I've used the tammy 90 and no way I rate it that high but not low either. It's a middle of the pack macro...and that is not a bad thing. I would rather buy an old 30D or 20D, XT or XTi, whatever and a Canon EF-S 60mm than own a Tammy 90mm. The EF-S 60mm is a sleeper and a bargain price wise. The Sigma 70mm is as good as the Tammy 90.
But they best macros I ever used were the MP-E 65mm (a true 1x-5x macro only lens), the Sigma 150mm next and the Tammy 180mm next...then the rest are pretty much all the same give or take the QC that day in the assembly line.
I am looking forward to finding some older K-mount macro lenses and see what they can do...I never use AF for macro anyway as the entire point is the magnification not the focus...well what I mean is, I set my mag first then move the camera into focus. So, for me even a focus limiter switch is somewhat not needed, but nice if you want to use your macro for other shots in a pinch.
I think these reviews select the 100mm range for one reason, Canon and Nikon push those as the 'best' focal length value so people buy them because compared to other f2.8 primes they are cheapish. Horses for courses though...I loved my Sigma 180mm but the weight got to be way to much for me handheld. And the more modern 100mm lenses never really "blew my skirt up". The Sigma 150 otoh is a god amoung 1:1 macro lenses with the Tammy 180mm.
I truly cannot wait to find my first old Pentax or whoever macro lenses because I bet they are as good or better than their $500+ counter parts made today.
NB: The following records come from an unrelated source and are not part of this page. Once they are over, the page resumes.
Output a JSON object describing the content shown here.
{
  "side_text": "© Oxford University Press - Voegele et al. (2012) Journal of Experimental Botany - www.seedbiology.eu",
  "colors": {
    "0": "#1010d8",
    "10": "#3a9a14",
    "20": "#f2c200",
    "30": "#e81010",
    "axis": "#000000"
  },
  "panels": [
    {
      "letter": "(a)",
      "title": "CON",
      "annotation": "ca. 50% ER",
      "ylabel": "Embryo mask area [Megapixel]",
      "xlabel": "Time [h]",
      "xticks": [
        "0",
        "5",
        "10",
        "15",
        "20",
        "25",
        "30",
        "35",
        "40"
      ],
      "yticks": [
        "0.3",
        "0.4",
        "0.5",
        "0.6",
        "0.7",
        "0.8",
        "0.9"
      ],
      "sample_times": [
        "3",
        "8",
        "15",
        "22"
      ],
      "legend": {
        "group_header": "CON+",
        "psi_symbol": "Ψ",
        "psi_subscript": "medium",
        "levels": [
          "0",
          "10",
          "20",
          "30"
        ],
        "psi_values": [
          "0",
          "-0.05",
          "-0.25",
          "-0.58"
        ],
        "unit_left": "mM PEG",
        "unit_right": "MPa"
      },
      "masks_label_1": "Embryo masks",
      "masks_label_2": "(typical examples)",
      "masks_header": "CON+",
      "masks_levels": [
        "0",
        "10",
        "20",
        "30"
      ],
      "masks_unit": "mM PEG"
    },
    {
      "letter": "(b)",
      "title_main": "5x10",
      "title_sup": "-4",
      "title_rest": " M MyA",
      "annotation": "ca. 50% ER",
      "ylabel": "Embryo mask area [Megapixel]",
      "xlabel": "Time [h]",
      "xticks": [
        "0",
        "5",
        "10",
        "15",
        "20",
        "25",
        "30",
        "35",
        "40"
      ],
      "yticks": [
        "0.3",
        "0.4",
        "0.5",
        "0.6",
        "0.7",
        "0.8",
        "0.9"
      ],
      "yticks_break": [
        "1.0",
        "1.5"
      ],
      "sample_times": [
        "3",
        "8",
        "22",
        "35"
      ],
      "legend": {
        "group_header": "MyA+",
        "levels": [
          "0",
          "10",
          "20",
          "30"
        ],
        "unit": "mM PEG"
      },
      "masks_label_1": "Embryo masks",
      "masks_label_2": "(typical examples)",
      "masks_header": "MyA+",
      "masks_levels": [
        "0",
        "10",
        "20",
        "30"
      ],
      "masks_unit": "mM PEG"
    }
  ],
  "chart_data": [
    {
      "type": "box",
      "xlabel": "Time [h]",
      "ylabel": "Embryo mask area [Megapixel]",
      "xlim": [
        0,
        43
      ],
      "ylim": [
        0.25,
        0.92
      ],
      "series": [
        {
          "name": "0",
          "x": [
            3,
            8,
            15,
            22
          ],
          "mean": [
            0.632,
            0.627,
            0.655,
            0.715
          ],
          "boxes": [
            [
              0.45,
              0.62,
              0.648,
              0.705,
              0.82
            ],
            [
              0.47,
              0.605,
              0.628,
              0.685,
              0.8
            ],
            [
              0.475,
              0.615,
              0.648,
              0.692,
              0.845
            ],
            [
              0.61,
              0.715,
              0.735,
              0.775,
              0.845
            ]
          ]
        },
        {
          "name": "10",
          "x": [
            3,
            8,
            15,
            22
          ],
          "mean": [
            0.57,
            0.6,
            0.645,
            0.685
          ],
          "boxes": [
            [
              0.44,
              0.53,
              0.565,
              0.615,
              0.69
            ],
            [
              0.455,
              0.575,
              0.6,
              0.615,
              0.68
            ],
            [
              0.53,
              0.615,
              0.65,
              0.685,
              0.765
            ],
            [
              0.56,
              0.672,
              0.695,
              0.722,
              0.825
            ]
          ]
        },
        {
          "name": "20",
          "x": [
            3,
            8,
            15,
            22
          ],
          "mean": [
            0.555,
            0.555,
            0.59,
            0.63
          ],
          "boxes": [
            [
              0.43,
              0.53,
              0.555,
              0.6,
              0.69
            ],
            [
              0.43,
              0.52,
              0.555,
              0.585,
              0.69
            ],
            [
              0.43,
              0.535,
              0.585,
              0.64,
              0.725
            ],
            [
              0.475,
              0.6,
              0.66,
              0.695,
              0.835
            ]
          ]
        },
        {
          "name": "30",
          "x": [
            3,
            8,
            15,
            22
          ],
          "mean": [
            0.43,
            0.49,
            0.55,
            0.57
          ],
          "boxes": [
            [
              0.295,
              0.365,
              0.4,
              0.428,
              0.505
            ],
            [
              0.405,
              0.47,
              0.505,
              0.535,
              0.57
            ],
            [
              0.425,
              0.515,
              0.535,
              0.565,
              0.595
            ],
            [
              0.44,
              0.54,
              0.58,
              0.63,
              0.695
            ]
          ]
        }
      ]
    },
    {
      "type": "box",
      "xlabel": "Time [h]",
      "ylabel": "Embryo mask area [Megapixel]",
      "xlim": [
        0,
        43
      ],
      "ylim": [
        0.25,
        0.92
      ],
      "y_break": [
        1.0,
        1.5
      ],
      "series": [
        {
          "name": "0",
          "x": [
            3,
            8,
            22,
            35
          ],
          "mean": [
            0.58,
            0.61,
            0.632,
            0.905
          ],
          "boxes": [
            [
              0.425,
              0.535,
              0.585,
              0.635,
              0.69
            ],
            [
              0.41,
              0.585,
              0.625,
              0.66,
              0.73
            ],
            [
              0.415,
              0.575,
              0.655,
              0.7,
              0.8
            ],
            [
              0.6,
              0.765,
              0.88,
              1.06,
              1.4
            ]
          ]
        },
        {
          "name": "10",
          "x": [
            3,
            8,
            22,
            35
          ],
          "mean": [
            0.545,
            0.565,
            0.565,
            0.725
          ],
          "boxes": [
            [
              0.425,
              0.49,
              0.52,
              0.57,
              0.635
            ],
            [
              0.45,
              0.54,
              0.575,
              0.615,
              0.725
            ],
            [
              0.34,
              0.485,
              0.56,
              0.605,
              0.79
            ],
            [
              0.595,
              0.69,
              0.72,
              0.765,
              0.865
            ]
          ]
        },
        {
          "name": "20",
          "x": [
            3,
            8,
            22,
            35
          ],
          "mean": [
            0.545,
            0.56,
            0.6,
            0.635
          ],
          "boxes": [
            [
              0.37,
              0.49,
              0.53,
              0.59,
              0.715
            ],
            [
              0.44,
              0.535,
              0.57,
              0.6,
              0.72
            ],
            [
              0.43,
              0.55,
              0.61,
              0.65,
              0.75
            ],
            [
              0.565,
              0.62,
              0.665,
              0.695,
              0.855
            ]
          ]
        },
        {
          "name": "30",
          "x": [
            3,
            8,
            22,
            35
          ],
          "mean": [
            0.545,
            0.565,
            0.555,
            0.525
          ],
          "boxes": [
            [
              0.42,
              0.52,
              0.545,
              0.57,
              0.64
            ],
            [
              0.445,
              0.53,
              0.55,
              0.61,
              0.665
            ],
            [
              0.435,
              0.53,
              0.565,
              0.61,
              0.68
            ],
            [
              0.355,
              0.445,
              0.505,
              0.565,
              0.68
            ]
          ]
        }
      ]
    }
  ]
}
EXCEPT for the MP-E 65mm which is the holy grail to most macro shooters. One of my favorite macro shooters uses that lens on a 20D body and he is in the upper end of macro shooters anywhere. Think of the DOF at 5x...ZOIKES!! but man is it fun to use...just need to learn to use focus stacking software on occasion.
Thanks for the post about macro, it's one of my fav things to shoot. I sure would not say there is such a wide difference between the lenses they tested. I would really prefer if there was a way to do blind testing of lenses and bodies. Keeping names out of the mix...results might just be a tad different.
I wonder too if the testers were using AF all the time...I don't think any macro lens has a very accurate AF...that is why a large number of macro folks do it by hand.